COVID-19 has taught us it is possible to address some social determinants of health rather quickly—like expanding unemployment, finding places for homeless people to sleep at night, or closing down streets to traffic so that people in areas without parks have more room for exercise and recreation.

What else might a social-determinants approach to COVID-19 look like? It would still include healthcare initiatives, of course. More than five million people have lost their health insurance because of COVID-19. The fact that when you lose your job due to a COVID-19 layoff, you lose your health insurance, is uniquely American phenomenon, compared to our peer countries.

“Decoupling health insurance from employment or dare I say it, having universal health care, that would go a long way to addressing some of these problems and the disparities that really are unique to the U.S.,” Wolfson said.

“Is COVID-19 the wake up call? Yes, it is among many people.”

It would also incorporate health-adjacent measures, like moratoriums on evictions, releasing people from jails where COVID-19 is spreading, and expanding access to food programs or universal childcare. We need to help people be financially stable while we wait for a vaccine. That might involve extending unemployment benefits, no-interest micro-financing, or the government paying companies to keep employees at 80 percent of their wages—like other European countries have done.

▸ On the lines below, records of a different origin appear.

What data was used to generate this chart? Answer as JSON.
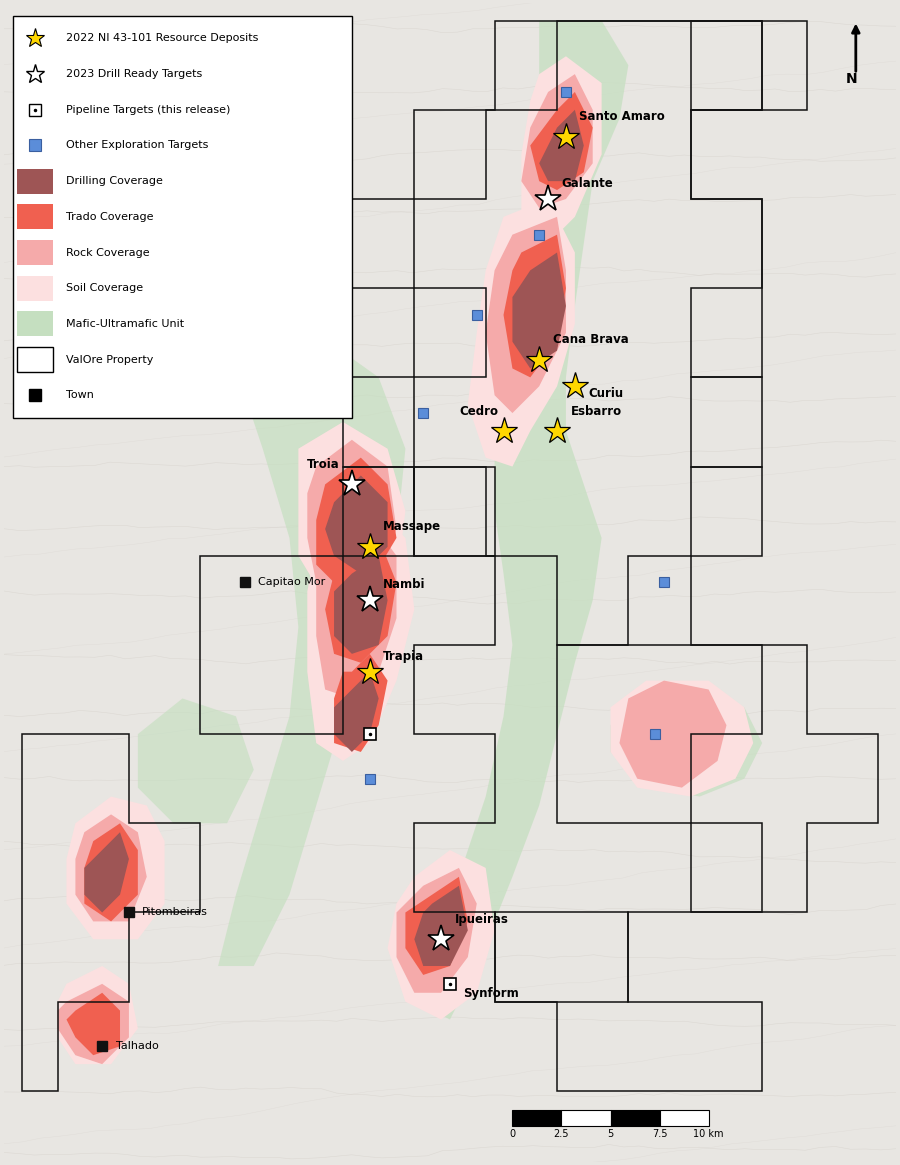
{
  "figsize": [
    9.0,
    11.65
  ],
  "bg_color": "#e8e6e2",
  "map_bg": "#e8e5e0",
  "colors": {
    "drilling": "#9e5555",
    "trado": "#f06050",
    "rock": "#f5aaaa",
    "soil": "#fce0e0",
    "mafic": "#c5dfc0",
    "prop_edge": "#111111"
  },
  "xlim": [
    0,
    100
  ],
  "ylim": [
    0,
    130
  ]
}
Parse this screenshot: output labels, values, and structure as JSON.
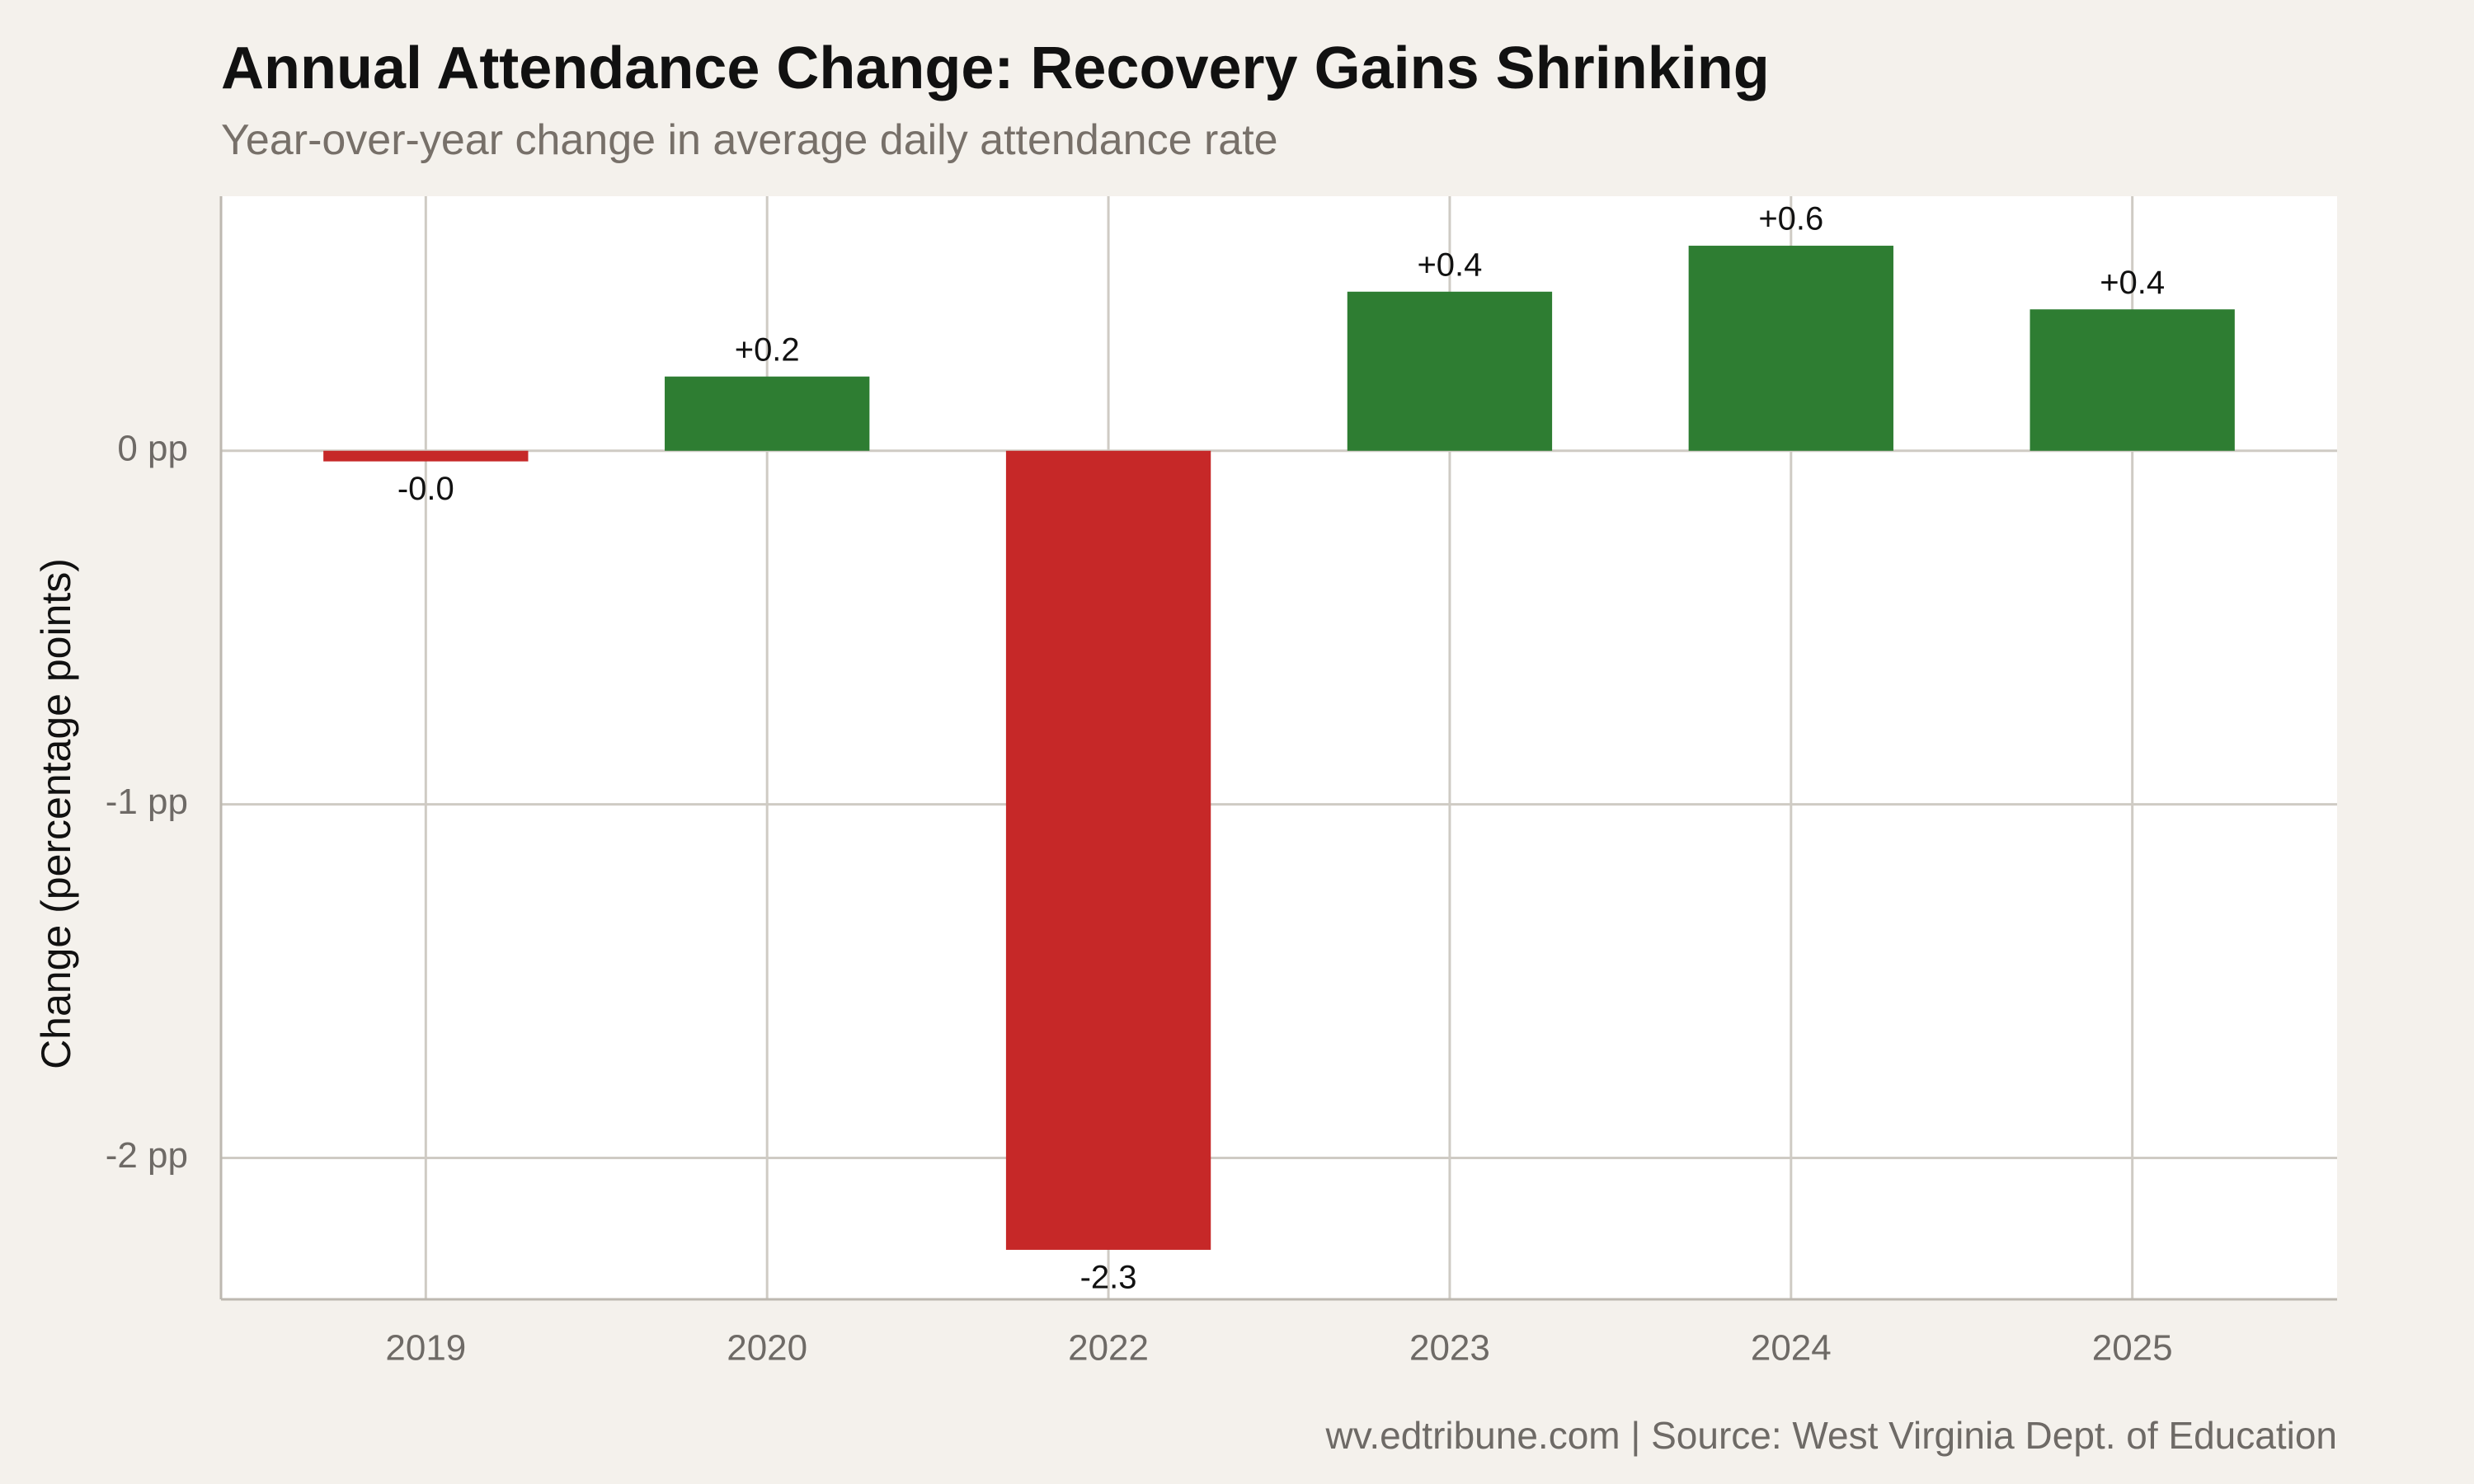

What’s crucial is not to let the reminder of how critical the social determinants of health are fade away after the pandemic. The World Economic Forum reported that the pandemic could push half a billion people in the world into poverty. That means our focus on social determinants can’t end with COVID-19, but intensify to deal with its aftermath.

The progress on social determinants may feel slow, but Marmot said that he’s thrilled it’s making its way into discussions of health and policy now. “When I say I've been doing research on this for 40 years, that may sound like I'm bitter or despondent,” he said. “I’m not in the least bit. I'm delighted that the language of social determinants of health is nearly in common parlance. We are getting on the agenda. Is COVID-19 the wake up call? Yes, it is among many people.”

COVID-19 can help obviously connect the dots between a person's wages, where they live, and their race to their physical health. “It's both a tsunami of a public health crisis and potentially a tsunami of real understanding and enlightenment," Venkataramani said.